Optimal ${L^2}$ error estimates for 2D/3D incompressible Cahn--Hilliard--magnetohydrodynamic equations

This paper focuses on an optimal error analysis of a fully discrete finite element scheme for the Cahn--Hilliard--magnetohydrodynamic (CH-MHD) system. The method use the standard inf-sup stable Taylor--Hood/MINI elements to solve the Navier--Stokes equations, Lagrange elements to solve the phase field, and particularly, the N\'ed\'elec elements for solving the magnetic induction field. Suffering from the strong coupling and high nonlinearity, the previous works just provide suboptimal error estimates for phase field and velocity field in $L^{2}/\L^2$-norm under the same order elements, and the suboptimal error estimates for magnetic induction field in $\H(\rm curl)$-norm.
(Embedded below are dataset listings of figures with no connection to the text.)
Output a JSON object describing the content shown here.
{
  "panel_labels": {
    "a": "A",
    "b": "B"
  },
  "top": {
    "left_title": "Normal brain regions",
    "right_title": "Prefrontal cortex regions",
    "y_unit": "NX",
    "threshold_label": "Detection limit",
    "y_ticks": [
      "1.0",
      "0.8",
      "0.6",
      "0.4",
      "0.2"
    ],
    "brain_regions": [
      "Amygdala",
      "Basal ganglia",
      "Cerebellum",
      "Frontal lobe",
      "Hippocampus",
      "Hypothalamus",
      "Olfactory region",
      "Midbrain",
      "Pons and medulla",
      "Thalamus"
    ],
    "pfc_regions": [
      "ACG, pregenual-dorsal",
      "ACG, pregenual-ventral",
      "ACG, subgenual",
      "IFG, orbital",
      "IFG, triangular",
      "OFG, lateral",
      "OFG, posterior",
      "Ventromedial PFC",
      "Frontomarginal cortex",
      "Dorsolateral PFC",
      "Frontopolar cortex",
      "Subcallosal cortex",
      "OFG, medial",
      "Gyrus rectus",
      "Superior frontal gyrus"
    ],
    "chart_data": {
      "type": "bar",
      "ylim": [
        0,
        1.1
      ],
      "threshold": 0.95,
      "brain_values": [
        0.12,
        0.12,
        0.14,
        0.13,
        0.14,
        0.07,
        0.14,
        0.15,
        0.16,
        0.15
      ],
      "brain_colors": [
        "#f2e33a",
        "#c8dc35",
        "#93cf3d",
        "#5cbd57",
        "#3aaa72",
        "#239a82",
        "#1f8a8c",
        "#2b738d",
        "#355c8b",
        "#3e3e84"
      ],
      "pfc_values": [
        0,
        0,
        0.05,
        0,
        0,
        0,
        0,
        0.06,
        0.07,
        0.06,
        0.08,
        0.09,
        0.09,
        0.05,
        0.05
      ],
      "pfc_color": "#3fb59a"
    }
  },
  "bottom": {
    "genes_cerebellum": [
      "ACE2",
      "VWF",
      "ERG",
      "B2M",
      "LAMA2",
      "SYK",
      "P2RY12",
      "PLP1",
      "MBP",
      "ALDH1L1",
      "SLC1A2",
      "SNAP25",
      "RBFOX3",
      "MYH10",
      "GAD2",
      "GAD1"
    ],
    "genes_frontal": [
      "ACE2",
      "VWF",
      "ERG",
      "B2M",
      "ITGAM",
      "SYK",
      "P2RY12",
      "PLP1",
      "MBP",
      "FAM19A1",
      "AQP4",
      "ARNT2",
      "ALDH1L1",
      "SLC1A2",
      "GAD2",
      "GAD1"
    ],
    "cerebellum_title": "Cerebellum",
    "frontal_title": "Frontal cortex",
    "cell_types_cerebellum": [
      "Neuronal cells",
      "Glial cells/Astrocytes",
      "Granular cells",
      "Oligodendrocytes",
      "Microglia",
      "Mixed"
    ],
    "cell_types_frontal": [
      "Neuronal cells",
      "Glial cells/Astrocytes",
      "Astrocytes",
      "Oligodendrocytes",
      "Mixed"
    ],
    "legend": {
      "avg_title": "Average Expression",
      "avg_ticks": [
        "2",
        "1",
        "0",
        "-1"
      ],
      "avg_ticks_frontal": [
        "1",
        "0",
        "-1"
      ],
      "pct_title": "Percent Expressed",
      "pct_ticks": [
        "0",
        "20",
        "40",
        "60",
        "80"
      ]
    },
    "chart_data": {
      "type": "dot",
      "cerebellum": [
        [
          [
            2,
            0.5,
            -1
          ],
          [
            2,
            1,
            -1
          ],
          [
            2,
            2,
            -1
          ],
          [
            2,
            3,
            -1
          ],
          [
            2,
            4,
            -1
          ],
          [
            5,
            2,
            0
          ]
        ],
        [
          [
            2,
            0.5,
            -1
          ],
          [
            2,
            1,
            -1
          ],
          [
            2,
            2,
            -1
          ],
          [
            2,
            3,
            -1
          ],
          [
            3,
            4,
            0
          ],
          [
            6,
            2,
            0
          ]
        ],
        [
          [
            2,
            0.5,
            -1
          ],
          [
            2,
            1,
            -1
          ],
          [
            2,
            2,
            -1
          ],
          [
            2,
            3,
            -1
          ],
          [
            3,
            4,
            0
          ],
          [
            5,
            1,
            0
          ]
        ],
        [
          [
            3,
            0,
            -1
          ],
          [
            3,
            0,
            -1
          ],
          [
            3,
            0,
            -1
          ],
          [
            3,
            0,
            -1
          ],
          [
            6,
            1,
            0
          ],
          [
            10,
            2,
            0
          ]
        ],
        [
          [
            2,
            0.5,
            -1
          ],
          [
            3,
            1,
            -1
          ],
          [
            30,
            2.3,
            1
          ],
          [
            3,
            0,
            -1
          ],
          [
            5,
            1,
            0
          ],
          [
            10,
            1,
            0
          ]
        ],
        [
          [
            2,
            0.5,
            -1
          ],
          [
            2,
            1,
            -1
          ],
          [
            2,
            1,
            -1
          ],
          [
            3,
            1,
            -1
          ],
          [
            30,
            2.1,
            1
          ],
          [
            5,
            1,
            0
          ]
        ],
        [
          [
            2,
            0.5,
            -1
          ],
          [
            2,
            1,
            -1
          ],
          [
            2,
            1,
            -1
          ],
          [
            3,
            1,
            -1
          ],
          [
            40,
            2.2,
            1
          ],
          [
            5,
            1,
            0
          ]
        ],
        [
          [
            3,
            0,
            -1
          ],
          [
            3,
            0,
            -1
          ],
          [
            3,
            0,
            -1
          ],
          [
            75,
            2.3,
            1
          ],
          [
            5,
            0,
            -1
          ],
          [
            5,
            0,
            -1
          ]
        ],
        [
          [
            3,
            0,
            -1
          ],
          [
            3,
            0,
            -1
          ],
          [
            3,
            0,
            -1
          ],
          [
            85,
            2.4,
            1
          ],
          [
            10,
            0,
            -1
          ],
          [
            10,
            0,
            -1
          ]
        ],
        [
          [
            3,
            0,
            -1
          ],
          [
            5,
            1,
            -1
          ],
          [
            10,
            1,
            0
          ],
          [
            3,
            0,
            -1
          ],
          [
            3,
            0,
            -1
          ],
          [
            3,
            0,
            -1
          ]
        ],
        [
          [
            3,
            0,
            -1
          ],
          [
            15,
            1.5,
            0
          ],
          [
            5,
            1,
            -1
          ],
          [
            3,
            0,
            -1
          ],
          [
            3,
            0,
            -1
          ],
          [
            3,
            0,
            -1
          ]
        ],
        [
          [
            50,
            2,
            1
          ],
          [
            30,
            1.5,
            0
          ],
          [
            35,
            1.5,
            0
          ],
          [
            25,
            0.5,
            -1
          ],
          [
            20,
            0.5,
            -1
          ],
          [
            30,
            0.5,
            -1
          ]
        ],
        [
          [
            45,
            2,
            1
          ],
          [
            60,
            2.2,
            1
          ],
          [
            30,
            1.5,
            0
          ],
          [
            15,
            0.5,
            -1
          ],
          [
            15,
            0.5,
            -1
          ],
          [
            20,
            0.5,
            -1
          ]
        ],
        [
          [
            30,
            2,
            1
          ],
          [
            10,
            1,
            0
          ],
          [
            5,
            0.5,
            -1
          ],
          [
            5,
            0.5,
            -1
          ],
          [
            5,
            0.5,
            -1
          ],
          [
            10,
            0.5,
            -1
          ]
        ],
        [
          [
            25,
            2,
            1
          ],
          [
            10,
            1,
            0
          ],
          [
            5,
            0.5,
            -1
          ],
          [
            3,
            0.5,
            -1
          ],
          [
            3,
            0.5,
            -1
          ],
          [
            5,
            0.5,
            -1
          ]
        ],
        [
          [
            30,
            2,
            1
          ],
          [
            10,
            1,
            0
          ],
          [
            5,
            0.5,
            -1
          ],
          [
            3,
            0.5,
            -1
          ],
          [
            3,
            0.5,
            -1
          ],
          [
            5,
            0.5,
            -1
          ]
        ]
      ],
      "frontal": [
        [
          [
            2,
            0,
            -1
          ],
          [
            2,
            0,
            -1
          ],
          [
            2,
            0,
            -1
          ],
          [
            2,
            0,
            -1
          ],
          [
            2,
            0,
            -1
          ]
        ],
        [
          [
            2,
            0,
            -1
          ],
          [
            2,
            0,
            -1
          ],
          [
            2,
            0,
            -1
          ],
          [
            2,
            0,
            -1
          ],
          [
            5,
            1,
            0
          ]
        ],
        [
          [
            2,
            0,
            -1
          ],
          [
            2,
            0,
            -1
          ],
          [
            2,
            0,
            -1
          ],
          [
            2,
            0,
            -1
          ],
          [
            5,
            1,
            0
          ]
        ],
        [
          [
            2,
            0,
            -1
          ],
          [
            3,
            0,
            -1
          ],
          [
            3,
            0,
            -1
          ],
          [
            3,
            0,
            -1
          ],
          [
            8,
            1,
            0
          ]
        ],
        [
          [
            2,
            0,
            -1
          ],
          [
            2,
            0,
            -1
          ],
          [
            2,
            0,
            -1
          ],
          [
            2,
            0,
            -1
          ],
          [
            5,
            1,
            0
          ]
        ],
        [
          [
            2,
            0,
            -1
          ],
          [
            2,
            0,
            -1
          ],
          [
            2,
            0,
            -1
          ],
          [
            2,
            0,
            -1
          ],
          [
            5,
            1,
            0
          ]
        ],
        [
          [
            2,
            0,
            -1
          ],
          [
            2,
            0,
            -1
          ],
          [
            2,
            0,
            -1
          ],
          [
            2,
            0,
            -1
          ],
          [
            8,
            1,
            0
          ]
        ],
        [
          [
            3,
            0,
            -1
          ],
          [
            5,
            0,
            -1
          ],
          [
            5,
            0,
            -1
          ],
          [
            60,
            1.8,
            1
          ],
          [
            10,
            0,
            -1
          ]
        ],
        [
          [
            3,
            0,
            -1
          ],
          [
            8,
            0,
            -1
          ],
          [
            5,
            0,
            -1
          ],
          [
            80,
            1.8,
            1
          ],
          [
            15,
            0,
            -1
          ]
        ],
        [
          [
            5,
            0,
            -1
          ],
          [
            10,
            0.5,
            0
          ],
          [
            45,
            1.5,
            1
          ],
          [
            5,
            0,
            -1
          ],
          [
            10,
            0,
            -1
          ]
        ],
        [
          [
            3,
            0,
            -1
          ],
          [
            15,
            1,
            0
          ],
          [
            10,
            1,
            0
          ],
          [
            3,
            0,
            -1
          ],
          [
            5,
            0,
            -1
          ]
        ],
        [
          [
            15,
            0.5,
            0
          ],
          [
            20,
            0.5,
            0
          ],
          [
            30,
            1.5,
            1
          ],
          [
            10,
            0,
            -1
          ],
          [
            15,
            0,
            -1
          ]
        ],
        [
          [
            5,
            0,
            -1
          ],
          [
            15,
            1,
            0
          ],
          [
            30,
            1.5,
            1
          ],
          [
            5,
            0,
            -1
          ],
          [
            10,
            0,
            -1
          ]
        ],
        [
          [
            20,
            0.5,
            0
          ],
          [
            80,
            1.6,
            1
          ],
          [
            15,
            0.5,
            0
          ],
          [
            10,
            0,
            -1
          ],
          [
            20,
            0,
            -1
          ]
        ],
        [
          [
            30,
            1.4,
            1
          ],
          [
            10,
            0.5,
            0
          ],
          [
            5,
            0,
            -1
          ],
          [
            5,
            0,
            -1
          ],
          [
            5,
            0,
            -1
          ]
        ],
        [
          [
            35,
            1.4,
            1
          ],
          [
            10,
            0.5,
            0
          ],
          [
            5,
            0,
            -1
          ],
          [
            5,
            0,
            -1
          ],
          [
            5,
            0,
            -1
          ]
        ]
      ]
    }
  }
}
To this end, we utilize the Ritz, Stokes, and Maxwell quasi-projections to eliminate the low-order pollution of the phase field and magnetic induction field. In addition to the optimal $\L^2$-norm error estimates, we present the optimal convergence rates for magnetic induction field in $\H(\rm curl)$-norm and for velocity field in $\H^1$-norm. Moreover, the unconditional energy stability and mass conservation of the proposed scheme are preserved. Numerical examples are illustrated to validate the theoretical analysis and show the performance of the proposed scheme.